Qui si potrebbe girare un film su Cennino Cennini, di
cui Galeazzo sembra il naturale discendente, per la passione
verso la natura delle cose e dei loro segreti significati.
Accanto al divanetto damascato, un tavolino s'illumina
per l'oro dei bracciali che il Maestro sbalza e modella
con attrezzi da lui costruiti degni della perizia di un
antico artigiano.
Più che uno studio, questo di Viganò sembra
un laboratorio alchemico, quasi la fucina magica di un
sognatore che riesce a dare forma alla sua visione poetica
del mondo.
Rosso, oro e azzurro: sono i colori regali della pittura
aristocratica di Galeazzo Viganò: i drappi rossi
in primo piano danno l'accesso alla visione come losquillo
di una tromba d'argento che apra il sipario sulla verticalità
dello spazio illusorio, incastonato nell'oro dove isole
petrose, architetture anacronistiche, alberi e figure
possibili, creano il teatro di mistiche rappresentazioni.
Nonostante l'amore per la tradizione e l'eredità
di un passato colto, l'artista è anche uomo del
nostro tempo che sa coniugare la lentezza dell'operare
con la velocità dei mezzi di comunicazione.
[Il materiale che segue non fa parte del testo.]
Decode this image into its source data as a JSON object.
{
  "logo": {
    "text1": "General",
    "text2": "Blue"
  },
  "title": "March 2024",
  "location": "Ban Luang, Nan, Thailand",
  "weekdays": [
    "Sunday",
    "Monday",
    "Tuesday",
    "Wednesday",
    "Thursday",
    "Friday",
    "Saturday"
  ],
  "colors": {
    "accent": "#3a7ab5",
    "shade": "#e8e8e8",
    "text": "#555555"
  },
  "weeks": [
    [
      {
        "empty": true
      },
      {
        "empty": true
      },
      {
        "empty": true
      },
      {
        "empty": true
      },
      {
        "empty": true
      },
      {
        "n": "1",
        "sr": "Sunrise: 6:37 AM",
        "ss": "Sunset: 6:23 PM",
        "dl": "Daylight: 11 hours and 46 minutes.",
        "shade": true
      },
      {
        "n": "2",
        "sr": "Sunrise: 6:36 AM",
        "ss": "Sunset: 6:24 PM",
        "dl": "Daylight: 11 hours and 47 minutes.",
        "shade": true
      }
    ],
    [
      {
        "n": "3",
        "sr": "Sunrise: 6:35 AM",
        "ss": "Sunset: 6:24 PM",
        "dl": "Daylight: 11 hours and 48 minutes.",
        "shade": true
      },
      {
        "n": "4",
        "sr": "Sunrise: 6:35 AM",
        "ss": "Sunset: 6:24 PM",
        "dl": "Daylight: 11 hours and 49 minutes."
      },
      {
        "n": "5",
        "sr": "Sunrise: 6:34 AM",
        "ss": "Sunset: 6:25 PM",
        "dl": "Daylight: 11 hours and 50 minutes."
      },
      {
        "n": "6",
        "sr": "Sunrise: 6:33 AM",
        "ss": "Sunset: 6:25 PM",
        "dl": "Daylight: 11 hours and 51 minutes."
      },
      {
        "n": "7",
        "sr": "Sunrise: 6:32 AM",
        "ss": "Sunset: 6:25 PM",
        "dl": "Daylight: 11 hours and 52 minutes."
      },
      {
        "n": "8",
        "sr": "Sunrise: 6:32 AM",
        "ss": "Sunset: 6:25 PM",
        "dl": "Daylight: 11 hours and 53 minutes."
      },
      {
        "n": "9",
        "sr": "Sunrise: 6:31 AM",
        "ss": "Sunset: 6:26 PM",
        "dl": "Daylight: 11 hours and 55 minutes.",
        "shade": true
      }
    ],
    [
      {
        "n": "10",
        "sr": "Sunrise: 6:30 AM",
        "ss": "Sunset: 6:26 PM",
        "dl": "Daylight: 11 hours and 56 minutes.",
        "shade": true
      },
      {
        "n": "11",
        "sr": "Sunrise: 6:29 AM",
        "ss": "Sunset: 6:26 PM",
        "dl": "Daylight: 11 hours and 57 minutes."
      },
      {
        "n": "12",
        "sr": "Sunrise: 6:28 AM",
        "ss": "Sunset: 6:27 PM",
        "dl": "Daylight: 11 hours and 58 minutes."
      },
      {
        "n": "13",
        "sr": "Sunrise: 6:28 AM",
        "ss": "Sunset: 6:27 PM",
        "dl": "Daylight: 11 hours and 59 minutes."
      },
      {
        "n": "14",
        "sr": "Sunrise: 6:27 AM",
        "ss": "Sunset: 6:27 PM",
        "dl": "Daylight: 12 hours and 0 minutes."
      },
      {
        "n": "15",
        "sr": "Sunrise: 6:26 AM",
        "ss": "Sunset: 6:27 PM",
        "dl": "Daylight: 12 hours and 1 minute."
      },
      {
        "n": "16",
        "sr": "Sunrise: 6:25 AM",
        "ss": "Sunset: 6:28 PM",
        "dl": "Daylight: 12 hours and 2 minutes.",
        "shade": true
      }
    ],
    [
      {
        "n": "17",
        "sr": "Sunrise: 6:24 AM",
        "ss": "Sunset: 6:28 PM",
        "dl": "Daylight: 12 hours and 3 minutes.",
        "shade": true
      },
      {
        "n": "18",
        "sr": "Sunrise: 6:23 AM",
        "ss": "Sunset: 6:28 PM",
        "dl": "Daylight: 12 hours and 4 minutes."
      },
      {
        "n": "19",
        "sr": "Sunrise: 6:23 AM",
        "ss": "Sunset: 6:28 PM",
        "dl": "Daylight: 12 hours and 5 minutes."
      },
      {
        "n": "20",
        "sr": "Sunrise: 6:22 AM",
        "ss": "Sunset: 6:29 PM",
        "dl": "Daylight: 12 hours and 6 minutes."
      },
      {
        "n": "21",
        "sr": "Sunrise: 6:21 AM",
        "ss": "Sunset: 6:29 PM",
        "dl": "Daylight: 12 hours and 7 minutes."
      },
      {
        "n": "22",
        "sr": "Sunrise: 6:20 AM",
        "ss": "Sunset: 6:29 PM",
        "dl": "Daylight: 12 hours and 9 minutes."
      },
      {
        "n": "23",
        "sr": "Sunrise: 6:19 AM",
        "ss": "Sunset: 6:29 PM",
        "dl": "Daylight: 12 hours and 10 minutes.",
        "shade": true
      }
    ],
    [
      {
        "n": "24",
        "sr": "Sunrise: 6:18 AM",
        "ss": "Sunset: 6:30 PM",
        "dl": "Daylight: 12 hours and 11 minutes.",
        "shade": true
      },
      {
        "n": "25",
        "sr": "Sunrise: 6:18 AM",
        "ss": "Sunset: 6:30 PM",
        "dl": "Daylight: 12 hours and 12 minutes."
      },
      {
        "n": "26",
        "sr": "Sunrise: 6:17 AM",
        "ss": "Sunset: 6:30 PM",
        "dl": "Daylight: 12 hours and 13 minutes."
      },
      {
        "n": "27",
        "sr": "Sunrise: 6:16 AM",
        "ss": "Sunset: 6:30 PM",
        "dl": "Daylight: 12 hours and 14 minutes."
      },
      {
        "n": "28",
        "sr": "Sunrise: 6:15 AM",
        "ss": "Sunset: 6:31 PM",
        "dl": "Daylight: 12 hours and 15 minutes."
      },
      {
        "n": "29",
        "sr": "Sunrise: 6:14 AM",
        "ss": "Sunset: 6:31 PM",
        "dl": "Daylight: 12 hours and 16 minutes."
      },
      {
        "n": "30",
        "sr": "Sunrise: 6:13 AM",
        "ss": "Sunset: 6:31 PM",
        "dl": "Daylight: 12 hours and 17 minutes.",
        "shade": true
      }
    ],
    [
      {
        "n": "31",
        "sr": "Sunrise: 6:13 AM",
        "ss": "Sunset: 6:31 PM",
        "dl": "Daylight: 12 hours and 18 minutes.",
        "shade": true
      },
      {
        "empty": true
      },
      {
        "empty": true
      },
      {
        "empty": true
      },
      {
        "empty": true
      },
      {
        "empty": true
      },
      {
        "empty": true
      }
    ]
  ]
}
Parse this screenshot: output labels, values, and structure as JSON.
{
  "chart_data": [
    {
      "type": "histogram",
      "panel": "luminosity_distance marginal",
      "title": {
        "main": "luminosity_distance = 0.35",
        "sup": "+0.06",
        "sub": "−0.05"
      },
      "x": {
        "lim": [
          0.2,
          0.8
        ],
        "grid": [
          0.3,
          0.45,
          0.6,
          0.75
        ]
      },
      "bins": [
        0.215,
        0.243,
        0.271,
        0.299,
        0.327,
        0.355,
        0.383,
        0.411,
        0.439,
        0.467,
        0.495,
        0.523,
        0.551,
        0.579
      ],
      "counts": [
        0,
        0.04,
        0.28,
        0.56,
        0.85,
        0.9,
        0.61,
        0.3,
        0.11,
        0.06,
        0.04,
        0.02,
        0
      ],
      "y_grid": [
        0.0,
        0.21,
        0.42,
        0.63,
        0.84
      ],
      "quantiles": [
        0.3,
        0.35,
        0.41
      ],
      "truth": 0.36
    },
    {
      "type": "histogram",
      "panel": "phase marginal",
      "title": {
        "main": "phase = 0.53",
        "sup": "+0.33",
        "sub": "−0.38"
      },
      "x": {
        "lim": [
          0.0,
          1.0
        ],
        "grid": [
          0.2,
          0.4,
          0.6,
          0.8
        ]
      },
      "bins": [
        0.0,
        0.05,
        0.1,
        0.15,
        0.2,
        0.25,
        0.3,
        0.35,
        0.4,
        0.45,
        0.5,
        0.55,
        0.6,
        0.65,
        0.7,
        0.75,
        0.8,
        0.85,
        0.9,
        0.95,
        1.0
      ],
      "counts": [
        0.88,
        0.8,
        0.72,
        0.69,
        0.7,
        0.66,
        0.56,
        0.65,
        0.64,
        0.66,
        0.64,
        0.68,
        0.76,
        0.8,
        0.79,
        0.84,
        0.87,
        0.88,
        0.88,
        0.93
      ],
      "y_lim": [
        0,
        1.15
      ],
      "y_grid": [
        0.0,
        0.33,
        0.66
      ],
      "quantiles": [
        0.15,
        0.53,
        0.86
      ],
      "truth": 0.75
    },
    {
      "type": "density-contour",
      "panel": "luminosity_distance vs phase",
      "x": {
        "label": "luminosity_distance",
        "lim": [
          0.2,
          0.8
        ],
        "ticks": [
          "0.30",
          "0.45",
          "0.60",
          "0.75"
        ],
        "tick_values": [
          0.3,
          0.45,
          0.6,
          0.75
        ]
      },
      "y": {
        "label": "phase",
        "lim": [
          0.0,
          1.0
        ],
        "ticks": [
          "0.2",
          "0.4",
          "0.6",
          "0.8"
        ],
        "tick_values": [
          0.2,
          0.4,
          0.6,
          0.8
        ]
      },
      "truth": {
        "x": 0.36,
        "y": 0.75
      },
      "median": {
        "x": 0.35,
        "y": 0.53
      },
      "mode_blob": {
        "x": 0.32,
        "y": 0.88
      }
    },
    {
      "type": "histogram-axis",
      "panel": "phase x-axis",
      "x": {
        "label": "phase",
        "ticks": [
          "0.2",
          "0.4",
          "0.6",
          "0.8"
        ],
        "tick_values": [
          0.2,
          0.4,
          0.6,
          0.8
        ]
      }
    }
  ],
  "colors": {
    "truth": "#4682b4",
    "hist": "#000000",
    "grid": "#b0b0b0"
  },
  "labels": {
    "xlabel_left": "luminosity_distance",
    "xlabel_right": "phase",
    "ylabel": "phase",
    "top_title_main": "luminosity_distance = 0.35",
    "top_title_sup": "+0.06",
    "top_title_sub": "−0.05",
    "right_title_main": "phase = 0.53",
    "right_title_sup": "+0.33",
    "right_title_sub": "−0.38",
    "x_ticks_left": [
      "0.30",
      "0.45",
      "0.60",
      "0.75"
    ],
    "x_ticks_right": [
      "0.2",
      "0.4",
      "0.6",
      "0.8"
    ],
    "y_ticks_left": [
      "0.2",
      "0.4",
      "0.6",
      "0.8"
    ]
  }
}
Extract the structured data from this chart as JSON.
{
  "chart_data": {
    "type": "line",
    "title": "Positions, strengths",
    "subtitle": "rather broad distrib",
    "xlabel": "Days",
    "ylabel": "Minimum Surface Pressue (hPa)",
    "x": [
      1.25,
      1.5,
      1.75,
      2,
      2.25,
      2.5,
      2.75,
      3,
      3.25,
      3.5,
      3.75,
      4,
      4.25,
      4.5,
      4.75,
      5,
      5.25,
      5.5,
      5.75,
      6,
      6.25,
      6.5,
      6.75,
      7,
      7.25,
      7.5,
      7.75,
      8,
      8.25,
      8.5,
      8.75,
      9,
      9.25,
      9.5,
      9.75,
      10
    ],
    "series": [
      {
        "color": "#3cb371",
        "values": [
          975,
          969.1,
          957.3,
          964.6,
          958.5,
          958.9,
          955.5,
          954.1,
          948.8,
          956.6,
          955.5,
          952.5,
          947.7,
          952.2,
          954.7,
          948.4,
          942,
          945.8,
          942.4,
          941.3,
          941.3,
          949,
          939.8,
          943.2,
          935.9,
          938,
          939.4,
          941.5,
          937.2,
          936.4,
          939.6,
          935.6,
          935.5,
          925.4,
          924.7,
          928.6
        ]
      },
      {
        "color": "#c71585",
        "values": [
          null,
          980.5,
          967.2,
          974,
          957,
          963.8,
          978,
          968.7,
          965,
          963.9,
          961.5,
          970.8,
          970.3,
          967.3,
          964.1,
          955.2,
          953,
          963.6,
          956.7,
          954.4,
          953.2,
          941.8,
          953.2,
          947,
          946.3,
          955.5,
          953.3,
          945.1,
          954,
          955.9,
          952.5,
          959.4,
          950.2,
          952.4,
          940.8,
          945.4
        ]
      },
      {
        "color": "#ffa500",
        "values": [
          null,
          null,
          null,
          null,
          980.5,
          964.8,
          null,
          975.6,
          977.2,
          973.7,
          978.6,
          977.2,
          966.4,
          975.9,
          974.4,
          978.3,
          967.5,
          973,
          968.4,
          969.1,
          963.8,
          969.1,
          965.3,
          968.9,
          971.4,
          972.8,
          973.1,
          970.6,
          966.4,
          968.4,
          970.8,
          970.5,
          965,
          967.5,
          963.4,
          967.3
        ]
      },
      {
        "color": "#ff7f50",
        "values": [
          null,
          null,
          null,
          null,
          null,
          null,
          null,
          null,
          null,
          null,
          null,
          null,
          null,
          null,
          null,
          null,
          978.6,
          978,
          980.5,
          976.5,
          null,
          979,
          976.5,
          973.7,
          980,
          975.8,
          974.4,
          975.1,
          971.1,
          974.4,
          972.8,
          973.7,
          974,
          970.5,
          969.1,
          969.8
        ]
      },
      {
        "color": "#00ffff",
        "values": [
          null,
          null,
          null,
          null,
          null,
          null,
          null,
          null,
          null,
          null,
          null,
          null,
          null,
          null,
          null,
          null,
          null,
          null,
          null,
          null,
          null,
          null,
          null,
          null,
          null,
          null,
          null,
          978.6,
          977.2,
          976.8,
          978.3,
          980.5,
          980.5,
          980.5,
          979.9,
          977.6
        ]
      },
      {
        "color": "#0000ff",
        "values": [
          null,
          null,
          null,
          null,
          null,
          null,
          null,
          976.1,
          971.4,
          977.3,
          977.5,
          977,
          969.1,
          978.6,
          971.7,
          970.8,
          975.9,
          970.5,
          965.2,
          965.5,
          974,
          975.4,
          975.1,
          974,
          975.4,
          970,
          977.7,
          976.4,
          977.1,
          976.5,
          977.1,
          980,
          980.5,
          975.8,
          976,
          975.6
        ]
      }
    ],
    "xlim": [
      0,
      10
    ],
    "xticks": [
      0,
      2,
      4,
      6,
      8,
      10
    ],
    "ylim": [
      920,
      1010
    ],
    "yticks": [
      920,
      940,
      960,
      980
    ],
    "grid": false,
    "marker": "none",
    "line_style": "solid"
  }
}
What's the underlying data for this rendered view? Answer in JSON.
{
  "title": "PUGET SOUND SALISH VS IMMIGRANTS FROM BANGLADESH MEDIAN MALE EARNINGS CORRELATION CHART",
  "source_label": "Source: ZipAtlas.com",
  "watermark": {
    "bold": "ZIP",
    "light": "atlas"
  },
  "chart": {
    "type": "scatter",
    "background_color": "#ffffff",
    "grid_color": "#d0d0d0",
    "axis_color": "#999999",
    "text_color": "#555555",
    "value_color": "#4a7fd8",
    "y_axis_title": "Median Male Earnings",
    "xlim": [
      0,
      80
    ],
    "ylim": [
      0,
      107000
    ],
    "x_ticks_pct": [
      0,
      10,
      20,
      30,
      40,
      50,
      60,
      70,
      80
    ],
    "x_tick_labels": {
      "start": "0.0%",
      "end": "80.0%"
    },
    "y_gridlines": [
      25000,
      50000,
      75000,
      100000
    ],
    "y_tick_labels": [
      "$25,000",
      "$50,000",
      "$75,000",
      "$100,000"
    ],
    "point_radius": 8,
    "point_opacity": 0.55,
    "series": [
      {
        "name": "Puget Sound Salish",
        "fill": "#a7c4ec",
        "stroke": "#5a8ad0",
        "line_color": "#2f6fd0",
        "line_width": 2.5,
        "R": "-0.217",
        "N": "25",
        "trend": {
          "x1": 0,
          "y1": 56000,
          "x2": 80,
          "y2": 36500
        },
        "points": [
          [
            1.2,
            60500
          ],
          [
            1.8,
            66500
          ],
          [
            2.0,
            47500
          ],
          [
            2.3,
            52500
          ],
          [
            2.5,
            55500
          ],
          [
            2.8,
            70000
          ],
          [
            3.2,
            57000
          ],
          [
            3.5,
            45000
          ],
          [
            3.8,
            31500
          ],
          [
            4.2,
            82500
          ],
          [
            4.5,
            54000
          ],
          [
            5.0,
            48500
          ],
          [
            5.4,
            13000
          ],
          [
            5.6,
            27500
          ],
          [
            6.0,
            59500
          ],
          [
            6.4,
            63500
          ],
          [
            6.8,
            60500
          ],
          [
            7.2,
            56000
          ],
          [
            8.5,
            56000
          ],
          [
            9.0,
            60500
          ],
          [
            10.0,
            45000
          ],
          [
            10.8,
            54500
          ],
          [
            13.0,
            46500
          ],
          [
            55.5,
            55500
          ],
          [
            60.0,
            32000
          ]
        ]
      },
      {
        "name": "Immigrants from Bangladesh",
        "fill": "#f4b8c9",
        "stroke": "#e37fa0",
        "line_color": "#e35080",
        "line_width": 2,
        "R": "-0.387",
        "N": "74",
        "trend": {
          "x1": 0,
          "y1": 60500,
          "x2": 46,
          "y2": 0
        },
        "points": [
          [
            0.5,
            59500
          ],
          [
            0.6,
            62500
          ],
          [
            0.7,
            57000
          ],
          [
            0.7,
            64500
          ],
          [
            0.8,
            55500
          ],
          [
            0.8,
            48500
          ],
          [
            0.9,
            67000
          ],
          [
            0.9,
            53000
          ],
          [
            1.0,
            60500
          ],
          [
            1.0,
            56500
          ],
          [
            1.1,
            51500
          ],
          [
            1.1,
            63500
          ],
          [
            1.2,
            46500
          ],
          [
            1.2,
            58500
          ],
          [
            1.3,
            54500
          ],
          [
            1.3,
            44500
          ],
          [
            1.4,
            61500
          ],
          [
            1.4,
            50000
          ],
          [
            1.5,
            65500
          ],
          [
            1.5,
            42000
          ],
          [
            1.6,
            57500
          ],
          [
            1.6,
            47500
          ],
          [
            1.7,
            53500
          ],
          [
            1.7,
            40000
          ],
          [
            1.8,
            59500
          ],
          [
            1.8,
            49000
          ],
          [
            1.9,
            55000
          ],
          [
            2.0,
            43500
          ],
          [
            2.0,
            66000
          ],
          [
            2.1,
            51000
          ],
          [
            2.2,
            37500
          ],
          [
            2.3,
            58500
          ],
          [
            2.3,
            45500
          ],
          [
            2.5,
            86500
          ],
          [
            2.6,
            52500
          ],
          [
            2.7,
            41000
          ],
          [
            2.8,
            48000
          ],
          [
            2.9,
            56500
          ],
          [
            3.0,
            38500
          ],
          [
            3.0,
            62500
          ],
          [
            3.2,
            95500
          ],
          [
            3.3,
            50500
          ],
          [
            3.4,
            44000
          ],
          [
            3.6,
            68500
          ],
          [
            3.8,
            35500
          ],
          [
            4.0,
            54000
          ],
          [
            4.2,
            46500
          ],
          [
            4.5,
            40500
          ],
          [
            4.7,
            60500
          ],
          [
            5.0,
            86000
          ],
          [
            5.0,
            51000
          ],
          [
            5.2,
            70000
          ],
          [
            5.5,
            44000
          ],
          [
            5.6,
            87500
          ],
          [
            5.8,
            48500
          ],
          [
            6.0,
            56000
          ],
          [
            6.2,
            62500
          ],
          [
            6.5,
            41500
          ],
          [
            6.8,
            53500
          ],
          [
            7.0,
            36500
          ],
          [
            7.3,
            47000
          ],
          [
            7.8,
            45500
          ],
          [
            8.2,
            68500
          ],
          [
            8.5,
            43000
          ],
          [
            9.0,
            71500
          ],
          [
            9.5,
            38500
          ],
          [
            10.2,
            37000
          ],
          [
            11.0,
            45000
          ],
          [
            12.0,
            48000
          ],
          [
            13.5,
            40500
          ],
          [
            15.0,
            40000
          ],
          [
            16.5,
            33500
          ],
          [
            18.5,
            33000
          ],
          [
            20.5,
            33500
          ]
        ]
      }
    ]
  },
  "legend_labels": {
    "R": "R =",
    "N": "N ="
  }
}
Nel salottino dove ci sediamo per sfogliare il catalogo
della mostra veneziana di qualche tempo fa, osservo alle
pareti la serie di opere di artisti padovani, amici di
Galeazzo e Sandra, che costituiscono una raccolta importante
della storia dell'arte di questa città.
Tra una sigaretta e un buon prosecco brindiamo all'inverno
che sta per finire e alla primavera che vedrà Sandra
e Galeazzo riprendere la vita in barca nella laguna veneziana,
o nel mare della Grecia, o della Dalmazia, protagoniste
anche per il futuro di opere che sono la nostra storia.